The noted African American photographer Gordon Parks worked for the FSA and one of his most famous photographs, American Gothic, stemmed from this period.American Gothic, Portrait of Ella Watson, Washington, D.C., 1942. Gordon Parks (FSA)
Swiss photographer Robert Frank’s (b. 1924) outsider view of American humanity in his seminal work, The Americans (1958/9) is also a part of the tradition of documenting the “other Americas.”
Like many of Frank’s subjects, One Boss is an individual whose presence and photographic treatment re-presents to us a face of America—imagined or real. In his case, where would we situate One Boss on Frank’s iconic New Orleans trolley car, and what state of African American being would he occupy there in the associations we bring to Barnes’ picture? How does One Boss' direct gaze out of the picture into our world help us to see something in the picture that may be at America’s essence?
August Sander (1876-1964), a German photographer whose typological imagery could also be a referent for our meaning-making with a picture such as One Boss, sought a type of visual categorization of fundamental conditions—professional, social or economic—through portrayal of the individual farmer, pensioner, welfare recipient, etc.Welfare Recipient, 1930. August Sander. Gelatin Silver Print, NGA Collection.
The exercise we engage as viewer assessing the picture before us is mediated and transformed once we have information from the artist or art historian about the subject of the picture—its context or the artist’s practice in making it. Hunter Barnes says that One Boss is a man he encountered briefly in Portland, Oregon when he was sitting on a friend’s porch there. One Boss asked if he might have water from a pitcher that was on the front porch. Barnes provided the water and says he could see that the man was having a particularly bad day in some significant way. He asked to make the photograph and was allowed to do so.
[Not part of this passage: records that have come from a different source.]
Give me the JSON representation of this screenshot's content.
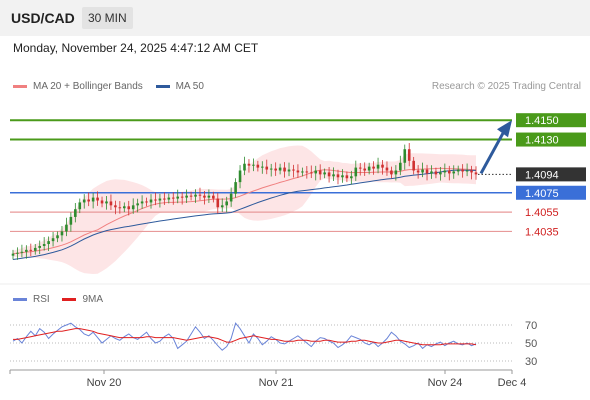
{
  "header": {
    "symbol": "USD/CAD",
    "timeframe": "30 MIN",
    "datetime": "Monday, November 24, 2025 4:47:12 AM CET"
  },
  "legend_main": [
    {
      "label": "MA 20 + Bollinger Bands",
      "color": "#f08080"
    },
    {
      "label": "MA 50",
      "color": "#2e5a9c"
    }
  ],
  "legend_rsi": [
    {
      "label": "RSI",
      "color": "#6a84d8"
    },
    {
      "label": "9MA",
      "color": "#e02020"
    }
  ],
  "credit": "Research © 2025 Trading Central",
  "colors": {
    "resistance": "#4a9a1a",
    "pivot": "#3a6fd8",
    "support": "#e89a9a",
    "candle_up": "#2e8b2e",
    "candle_down": "#d03030",
    "band_fill": "#fde0e2",
    "arrow": "#2e5a9c",
    "current": "#333333"
  },
  "chart_data": [
    {
      "type": "candlestick",
      "title": "USD/CAD 30 MIN",
      "x_ticks": [
        "Nov 20",
        "Nov 21",
        "Nov 24",
        "Dec 4"
      ],
      "ylim": [
        1.399,
        1.4175
      ],
      "levels": [
        {
          "label": "1.4150",
          "value": 1.415,
          "kind": "resistance"
        },
        {
          "label": "1.4130",
          "value": 1.413,
          "kind": "resistance"
        },
        {
          "label": "1.4094",
          "value": 1.4094,
          "kind": "current"
        },
        {
          "label": "1.4075",
          "value": 1.4075,
          "kind": "pivot"
        },
        {
          "label": "1.4055",
          "value": 1.4055,
          "kind": "support"
        },
        {
          "label": "1.4035",
          "value": 1.4035,
          "kind": "support"
        }
      ],
      "close_series": [
        1.4012,
        1.4013,
        1.4014,
        1.4016,
        1.4015,
        1.4018,
        1.402,
        1.4022,
        1.4025,
        1.4028,
        1.4031,
        1.4035,
        1.4042,
        1.405,
        1.4058,
        1.4065,
        1.4068,
        1.4066,
        1.407,
        1.4067,
        1.4064,
        1.4066,
        1.4062,
        1.406,
        1.4059,
        1.4061,
        1.4058,
        1.4062,
        1.4064,
        1.4066,
        1.4065,
        1.4068,
        1.4067,
        1.4069,
        1.4068,
        1.407,
        1.4069,
        1.4071,
        1.407,
        1.4072,
        1.4071,
        1.4073,
        1.4072,
        1.407,
        1.4072,
        1.4069,
        1.406,
        1.4062,
        1.4066,
        1.4074,
        1.4086,
        1.4098,
        1.4105,
        1.4103,
        1.4104,
        1.4101,
        1.4102,
        1.4099,
        1.41,
        1.4098,
        1.4101,
        1.4097,
        1.4099,
        1.4098,
        1.4096,
        1.4097,
        1.4096,
        1.4095,
        1.4098,
        1.4094,
        1.4096,
        1.4092,
        1.4094,
        1.4091,
        1.4093,
        1.409,
        1.4092,
        1.4101,
        1.41,
        1.4098,
        1.4102,
        1.41,
        1.4104,
        1.4101,
        1.4098,
        1.4094,
        1.4098,
        1.4106,
        1.412,
        1.4108,
        1.4098,
        1.4096,
        1.4099,
        1.4095,
        1.4097,
        1.4094,
        1.4096,
        1.4098,
        1.4095,
        1.4097,
        1.4099,
        1.4097,
        1.4098,
        1.4096,
        1.4094
      ],
      "series": [
        {
          "name": "MA 20 + Bollinger Bands"
        },
        {
          "name": "MA 50"
        }
      ],
      "projection": {
        "from": 1.4094,
        "to": 1.415
      }
    },
    {
      "type": "line",
      "title": "RSI",
      "ylim": [
        20,
        80
      ],
      "y_ticks": [
        70,
        50,
        30
      ],
      "series": [
        {
          "name": "RSI",
          "values": [
            52,
            55,
            50,
            57,
            63,
            58,
            66,
            62,
            55,
            60,
            64,
            68,
            70,
            72,
            68,
            65,
            60,
            58,
            62,
            56,
            50,
            54,
            58,
            55,
            53,
            57,
            60,
            56,
            54,
            58,
            62,
            55,
            50,
            52,
            57,
            60,
            55,
            44,
            48,
            52,
            60,
            68,
            62,
            55,
            58,
            53,
            47,
            42,
            46,
            55,
            72,
            66,
            58,
            50,
            60,
            55,
            48,
            52,
            57,
            54,
            50,
            49,
            52,
            55,
            58,
            54,
            50,
            46,
            52,
            56,
            55,
            52,
            50,
            45,
            48,
            52,
            58,
            56,
            54,
            50,
            48,
            51,
            46,
            50,
            55,
            62,
            58,
            52,
            49,
            45,
            47,
            50,
            44,
            48,
            46,
            49,
            51,
            47,
            50,
            52,
            49,
            48,
            50,
            47,
            49
          ]
        },
        {
          "name": "9MA",
          "values": [
            54,
            54,
            55,
            56,
            57,
            58,
            59,
            60,
            61,
            62,
            63,
            63,
            64,
            65,
            66,
            66,
            65,
            64,
            63,
            61,
            60,
            59,
            58,
            57,
            56,
            56,
            56,
            56,
            56,
            56,
            57,
            57,
            56,
            56,
            56,
            56,
            56,
            55,
            54,
            53,
            54,
            55,
            56,
            57,
            57,
            56,
            55,
            53,
            51,
            51,
            53,
            55,
            56,
            57,
            58,
            57,
            56,
            55,
            54,
            54,
            53,
            52,
            52,
            52,
            53,
            53,
            53,
            52,
            52,
            52,
            53,
            53,
            52,
            51,
            51,
            51,
            52,
            52,
            53,
            53,
            52,
            51,
            50,
            50,
            51,
            52,
            53,
            53,
            52,
            51,
            50,
            49,
            48,
            48,
            48,
            48,
            48,
            49,
            49,
            49,
            49,
            49,
            49,
            49,
            48
          ]
        }
      ]
    }
  ]
}
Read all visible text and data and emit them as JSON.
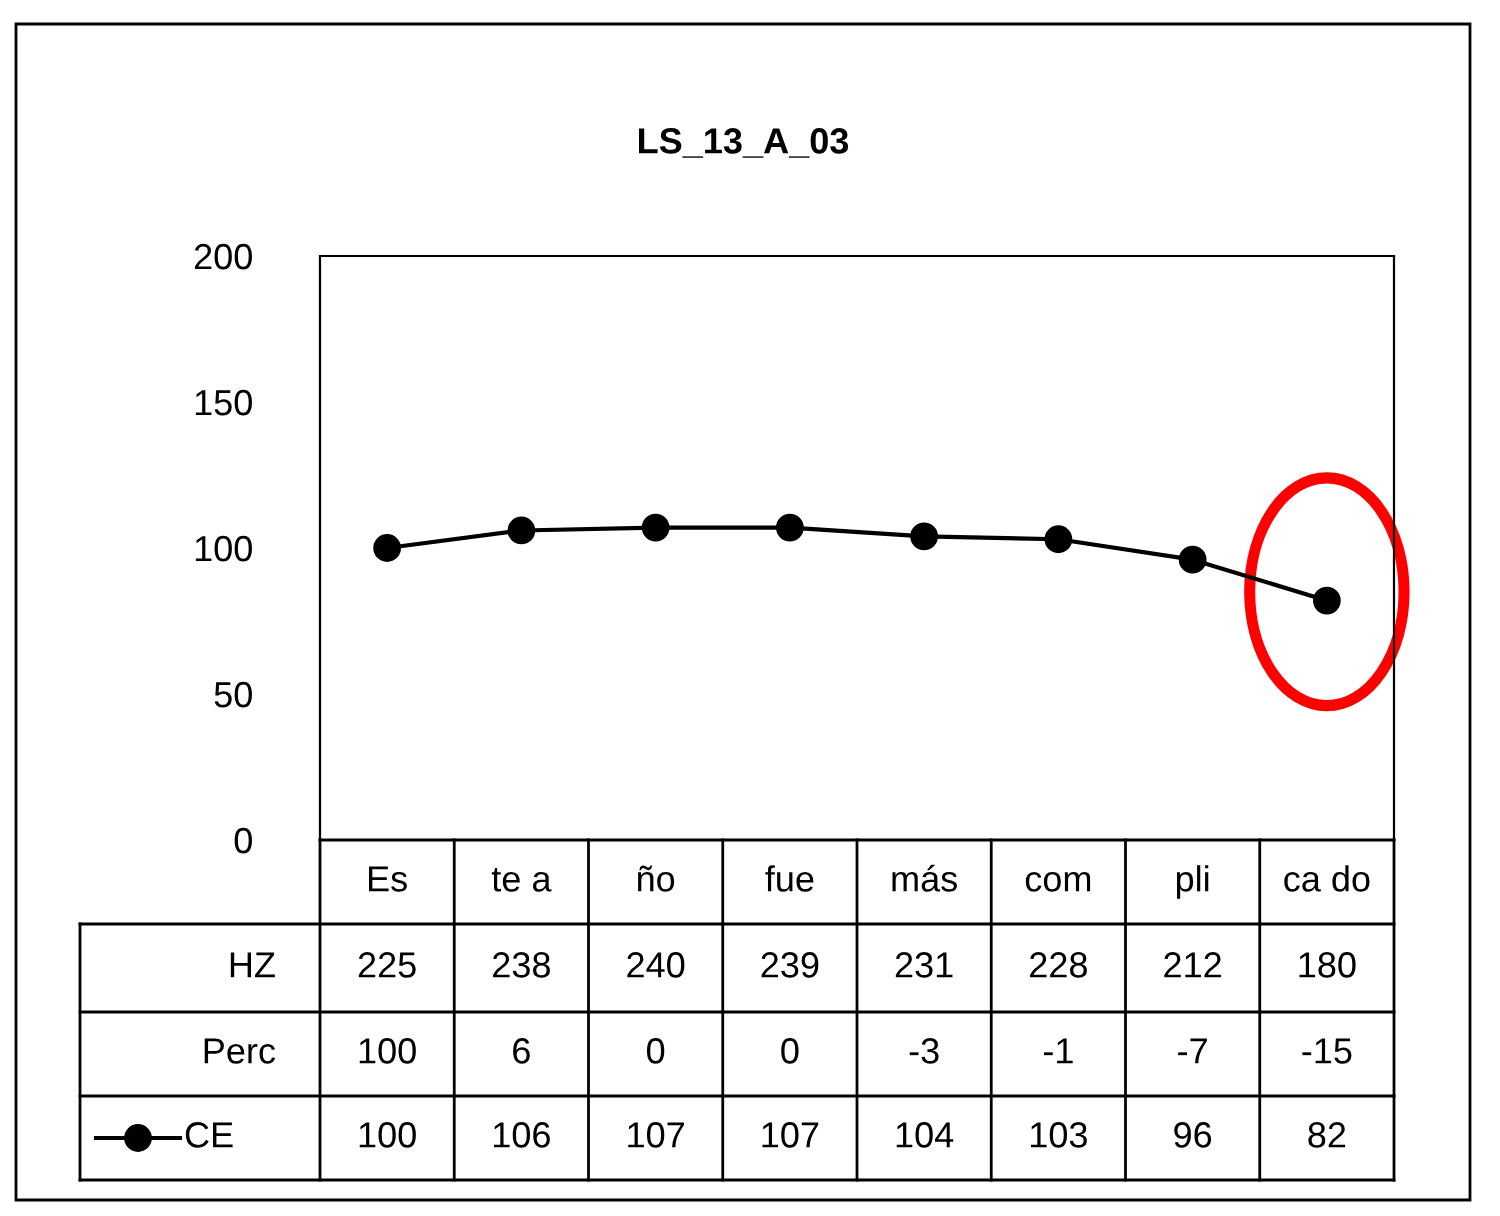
{
  "chart_data": {
    "type": "line",
    "title": "LS_13_A_03",
    "categories": [
      "Es",
      "te a",
      "ño",
      "fue",
      "más",
      "com",
      "pli",
      "ca do"
    ],
    "series": [
      {
        "name": "CE",
        "color": "#000000",
        "values": [
          100,
          106,
          107,
          107,
          104,
          103,
          96,
          82
        ]
      }
    ],
    "annotations": [
      "HZ",
      "225",
      "238",
      "240",
      "239",
      "231",
      "228",
      "212",
      "180",
      "Perc",
      "100",
      "6",
      "0",
      "0",
      "-3",
      "-1",
      "-7",
      "-15"
    ],
    "ylim": [
      0,
      200
    ],
    "yticks": [
      0,
      50,
      100,
      150,
      200
    ],
    "grid": false,
    "marker": "circle",
    "line_style": "solid",
    "data_labels": true,
    "legend": "bottom"
  }
}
The photo happens in a fleeting moment, through a chance encounter, resulting in a picture that we may interpret through our various experiences and associations of what it is to be black, male, poor, homeless, hungry or distraught from our vast mental database of pictorial imagery and lived experience. We still know little of One Boss’ specific circumstances. And, yet we may know many such men through visual referents that define their being in our collective imagination.
As the conditions of the “underclass” remain entrenched in a wealthy nation stalled by political polarization, a picture like One Boss is emblematic of more than the distress of a single individual. How does his social condition and humanity relate to our own and that of our elected officials—now and in future?